After the Slamdance win, Quinn's domestic drama took home Best Indie Feature at the 2008 Philadelphia Film Festival and was a Gotham Independent Film Award nominee. That's impressive for a film that took four years to shoot and $7,000 to make, all while Quinn multitasked as a student in Temple's M.F.A. program. Despite the praise, The New Year Parade did not acquire studio distribution at any of the festivals. This doesn't concern Quinn; he never expected his film would be seen outside the community it profiles. The independent film economy is worse now than when he started production in 2003, he says, and considering the number of deserving Sundance (and other festival) films that don't get picked up, he's proud he still owns his film.
Though the festival parade has ended, Quinn is still busy. His job titles include editor of local filmmaker Sarovar Banka's India-shot feature A Decent Arrangement, director of photography for the NYC-based Babelgum's Radar Web series and teacher in UArts' high school program. Next year will kick off with a two-month mentorship that pairs him with Brooklyn-based filmmaking duo Anna Boden and Ryan Fleck, whose films Half Nelson and Sugar match The New Year Parade's character-driven, mumblecore nuances.
Quinn is currently penning a script about an affable Catholic priest who returns to his childhood parish to reinvigorate it, but then has a near-death experience. Quinn would like to shoot it at the Catholic elementary school he attended in Southampton, Pa.
Eyeing Mount Airy and Roxborough for future shoots, he sees the Philly film scene as a bag of popcorn ready to burst. He points to the budding artist communities in Fishtown and Northern Liberties, support from the Greater Philadelphia Film Office and DIVE post-production facility, and the city's recent film school grads who've "bought houses and are staying here." Such auspicious ingredients can help for digging up stories about the city that haven't yet received silver-screen treatment. The Mummers, relatively uncharted cinematic territory in fiction form, fit that niche.

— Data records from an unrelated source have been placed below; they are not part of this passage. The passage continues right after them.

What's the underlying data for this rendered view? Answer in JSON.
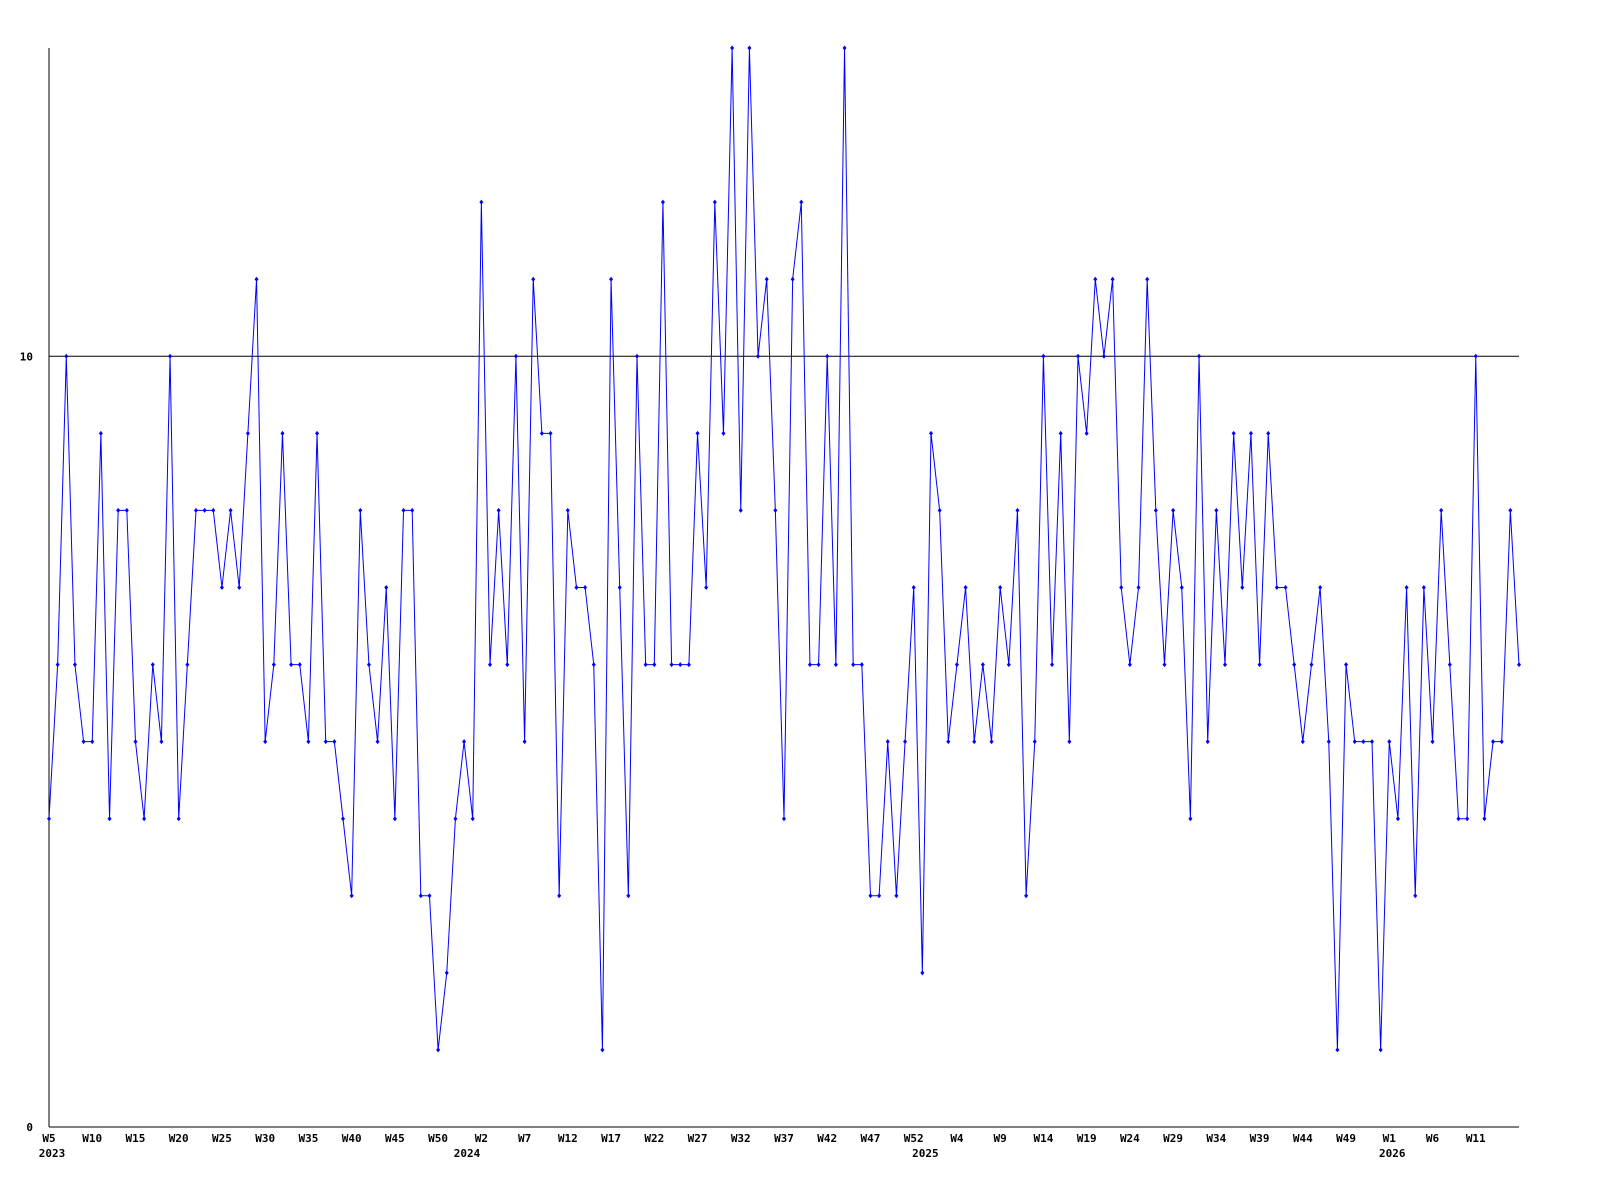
{
  "chart_data": {
    "type": "line",
    "categories": [
      "W5",
      null,
      null,
      null,
      null,
      "W10",
      null,
      null,
      null,
      null,
      "W15",
      null,
      null,
      null,
      null,
      "W20",
      null,
      null,
      null,
      null,
      "W25",
      null,
      null,
      null,
      null,
      "W30",
      null,
      null,
      null,
      null,
      "W35",
      null,
      null,
      null,
      null,
      "W40",
      null,
      null,
      null,
      null,
      "W45",
      null,
      null,
      null,
      null,
      "W50",
      null,
      null,
      null,
      null,
      "W2",
      null,
      null,
      null,
      null,
      "W7",
      null,
      null,
      null,
      null,
      "W12",
      null,
      null,
      null,
      null,
      "W17",
      null,
      null,
      null,
      null,
      "W22",
      null,
      null,
      null,
      null,
      "W27",
      null,
      null,
      null,
      null,
      "W32",
      null,
      null,
      null,
      null,
      "W37",
      null,
      null,
      null,
      null,
      "W42",
      null,
      null,
      null,
      null,
      "W47",
      null,
      null,
      null,
      null,
      "W52",
      null,
      null,
      null,
      null,
      "W4",
      null,
      null,
      null,
      null,
      "W9",
      null,
      null,
      null,
      null,
      "W14",
      null,
      null,
      null,
      null,
      "W19",
      null,
      null,
      null,
      null,
      "W24",
      null,
      null,
      null,
      null,
      "W29",
      null,
      null,
      null,
      null,
      "W34",
      null,
      null,
      null,
      null,
      "W39",
      null,
      null,
      null,
      null,
      "W44",
      null,
      null,
      null,
      null,
      "W49",
      null,
      null,
      null,
      null,
      "W1",
      null,
      null,
      null,
      null,
      "W6",
      null,
      null,
      null,
      null,
      "W11",
      null,
      null,
      null,
      null,
      null
    ],
    "year_categories": [
      "2023",
      null,
      null,
      null,
      null,
      null,
      null,
      null,
      null,
      null,
      null,
      null,
      null,
      null,
      null,
      null,
      null,
      null,
      null,
      null,
      null,
      null,
      null,
      null,
      null,
      null,
      null,
      null,
      null,
      null,
      null,
      null,
      null,
      null,
      null,
      null,
      null,
      null,
      null,
      null,
      null,
      null,
      null,
      null,
      null,
      null,
      null,
      null,
      "2024",
      null,
      null,
      null,
      null,
      null,
      null,
      null,
      null,
      null,
      null,
      null,
      null,
      null,
      null,
      null,
      null,
      null,
      null,
      null,
      null,
      null,
      null,
      null,
      null,
      null,
      null,
      null,
      null,
      null,
      null,
      null,
      null,
      null,
      null,
      null,
      null,
      null,
      null,
      null,
      null,
      null,
      null,
      null,
      null,
      null,
      null,
      null,
      null,
      null,
      null,
      null,
      null,
      "2025",
      null,
      null,
      null,
      null,
      null,
      null,
      null,
      null,
      null,
      null,
      null,
      null,
      null,
      null,
      null,
      null,
      null,
      null,
      null,
      null,
      null,
      null,
      null,
      null,
      null,
      null,
      null,
      null,
      null,
      null,
      null,
      null,
      null,
      null,
      null,
      null,
      null,
      null,
      null,
      null,
      null,
      null,
      null,
      null,
      null,
      null,
      null,
      null,
      null,
      null,
      null,
      null,
      null,
      "2026",
      null,
      null,
      null,
      null,
      null,
      null,
      null,
      null,
      null,
      null,
      null,
      null,
      null,
      null,
      null
    ],
    "values": [
      4,
      6,
      10,
      6,
      5,
      5,
      9,
      4,
      8,
      8,
      5,
      4,
      6,
      5,
      10,
      4,
      6,
      8,
      8,
      8,
      7,
      8,
      7,
      9,
      11,
      5,
      6,
      9,
      6,
      6,
      5,
      9,
      5,
      5,
      4,
      3,
      8,
      6,
      5,
      7,
      4,
      8,
      8,
      3,
      3,
      1,
      2,
      4,
      5,
      4,
      12,
      6,
      8,
      6,
      10,
      5,
      11,
      9,
      9,
      3,
      8,
      7,
      7,
      6,
      1,
      11,
      7,
      3,
      10,
      6,
      6,
      12,
      6,
      6,
      6,
      9,
      7,
      12,
      9,
      14,
      8,
      14,
      10,
      11,
      8,
      4,
      11,
      12,
      6,
      6,
      10,
      6,
      14,
      6,
      6,
      3,
      3,
      5,
      3,
      5,
      7,
      2,
      9,
      8,
      5,
      6,
      7,
      5,
      6,
      5,
      7,
      6,
      8,
      3,
      5,
      10,
      6,
      9,
      5,
      10,
      9,
      11,
      10,
      11,
      7,
      6,
      7,
      11,
      8,
      6,
      8,
      7,
      4,
      10,
      5,
      8,
      6,
      9,
      7,
      9,
      6,
      9,
      7,
      7,
      6,
      5,
      6,
      7,
      5,
      1,
      6,
      5,
      5,
      5,
      1,
      5,
      4,
      7,
      3,
      7,
      5,
      8,
      6,
      4,
      4,
      10,
      4,
      5,
      5,
      8,
      6
    ],
    "color": "#0000ff",
    "ylim": [
      0,
      14
    ],
    "yticks": [
      0,
      10
    ],
    "grid": true
  }
}
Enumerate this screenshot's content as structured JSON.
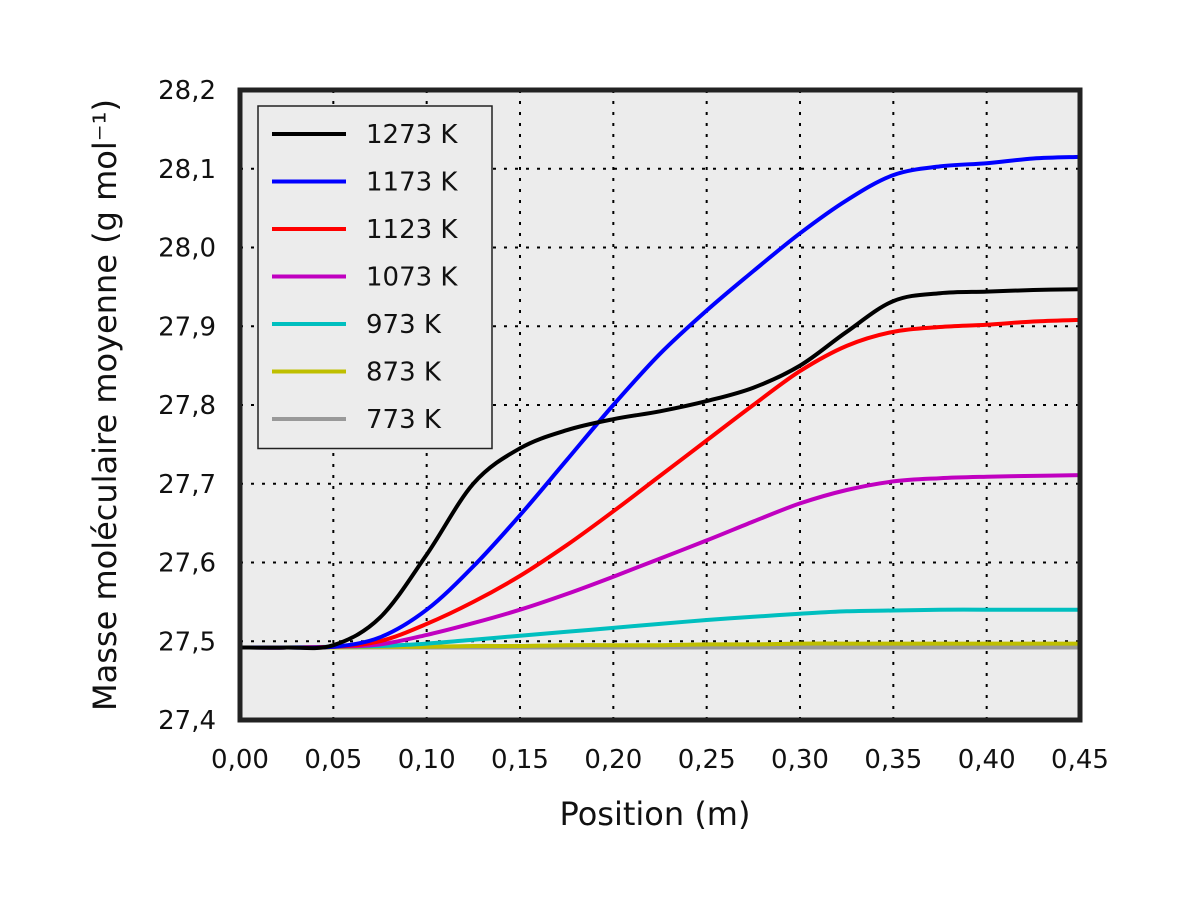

Despite making Filmmaker Magazine's 25 New Faces of Independent Film list and earning a MovieMaker magazine's 10 Young Writer/Directors to Watch nod, Quinn is still satisfied making ultra-low-budget features and picking up spare moonlighting checks. He's driven by an attention to narrative detail and bare-bones honesty onscreen.
"When you don't have money to get whatever name actor that's gonna bring people in, I think that texture is really important," Quinn says. "It's what's gonna make the film unique, memorable and surprising."
Scott Macaulay, editor-in-chief of Filmmaker Magazine and an independent film producer, worked with Quinn in a 2007 narrative rough-cut workshop and offered editing guidance on The New Year Parade. "He's a strong storyteller in that he's not making generic Hollywood stories but instead taking a subject matter about people living in Philadelphia," Macaulay says. "It's a near-universal story, and he captured it very sensitively."
Despite the storyline's common touch, The New Year's Parade's specificity is in line with Quinn's business plan. To escalate the level of buzz attached to his film, he's been rallying for an extended regional run or screenings in other cities to complement the release of Parade on DVD.
Quinn believes in a community-based release model, which entails Econ 101-style DIY marketing.
"If you work with the community from the very beginning — from the writing-the-script stage — and if you carry it all the way through, you can make a movie for very little money that's supported by the community in the end," Quinn says. "I'm not going to make a living this way, but I could make another film this way."
The New Year Parade, Oct. 30-Nov. 5, Ritz at the Bourse, 400 Ranstead St., 215-925-7900, landmarktheatres.com. DVD available Nov. 24 on Amazon and Netflix.